KUSAMA INFINITY: There’s an amazing story in this life of Yayoi Kusama. She’s one of the most successful artists in the world, top 10 according to one source I consulted, #1 according to this film. She’s Japanese, was discouraged by her mother who ripped up her drawings, but was encouraged by Georgia O’Keeffe, to whom she dared to write a letter. On her advice she moved to New York and struggled to build a career with her intricately drawn pop art, her installations, a film and her activism against the Viet Nam War. 


The best she could do was inspire Andy Warhol and others to copy her ideas. Even a suicide attempt failed and she went back to Japan where she’s been in a mental institution for decades. But still producing art and finally getting recognition. In New York, according to one art critic seen in the film, she was “blatant, aggressive, overt.” Now she comes across as humble and thankful.  The film by American Heather Lenz shows a great deal of her work in sharp glorious color and inspires with her tenacity. “I just kept trying to create my own world,” she says. (VanCity Theatre) 4 out of 5

DISOBEDIENCE: We’ve seen gay stories before set in strict, conservative societies. Muslim for instance. This one is in an Orthodox Jewish community in London England and more subtly presented than usual. It’s not just local conventions at stake here but the religion’s deepest beliefs. They’re invoked right at the start when a respected rabbi talks about choosing between the angels and the beast in how you conduct your life. You have free will he says and then falls dead. His daughter (Rachel Weisz) rushes back from New York to where she had escaped sometime in the past, and an apparently tense atmosphere re-establishes. She’s been disowned; not even mentioned in his obituary and shunned by the community.


Not the rabbi’s protégé though (Alessandro Nivola) or his wife (Rachel McAdams) who let her stay with them. The three were long-time friends, and, we gradually sense, the two Rachels were lovers. They re-ignite that passion in a tentative kiss in an alley and then a hot hotel room tryst. That throws all the questions up for debate: who wanted this? Will it continue? Is the future rabbi insulted?
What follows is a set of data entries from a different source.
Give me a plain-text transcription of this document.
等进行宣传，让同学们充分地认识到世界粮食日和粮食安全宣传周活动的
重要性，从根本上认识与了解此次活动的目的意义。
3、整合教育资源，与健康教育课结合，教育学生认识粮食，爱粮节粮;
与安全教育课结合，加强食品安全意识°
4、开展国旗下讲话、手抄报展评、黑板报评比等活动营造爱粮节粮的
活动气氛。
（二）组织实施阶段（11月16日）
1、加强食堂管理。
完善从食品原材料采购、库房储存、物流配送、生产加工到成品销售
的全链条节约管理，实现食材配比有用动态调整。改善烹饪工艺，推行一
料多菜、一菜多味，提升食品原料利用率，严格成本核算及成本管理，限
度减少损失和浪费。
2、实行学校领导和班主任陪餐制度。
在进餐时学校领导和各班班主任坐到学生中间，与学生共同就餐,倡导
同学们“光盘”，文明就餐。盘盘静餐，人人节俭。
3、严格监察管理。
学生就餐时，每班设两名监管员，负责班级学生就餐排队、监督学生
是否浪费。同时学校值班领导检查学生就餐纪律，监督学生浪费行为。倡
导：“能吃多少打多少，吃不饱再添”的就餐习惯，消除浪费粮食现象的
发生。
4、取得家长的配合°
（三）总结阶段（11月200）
What of his maxim that “Honor is the most important thing.” The rather somber film turns vibrant and Sebastian Lelio gets sharp but nuanced performances out of his three lead actors. It’s an English language debut for the Chilean director of the Oscar winner A Fantastic Woman. (International Village) 3 ½ out of 5  

VENUS: No, not the Peter O’Toole film from 12 years ago but a Canadian film from Montreal about a man on his way to becoming a woman having to deal with what life sends his way. He, played by New York actor Debargo Sanyal, says he feels he’s from out of this world, maybe from the planet of the title. He’s already dressing as a woman, is soon to start the hormone therapy and is visited one day by his past. A 14-year-old boy (Jamie Mayers) says he’s his son, conceived during a one-night stand and verified with a quick read of his mother’s diary.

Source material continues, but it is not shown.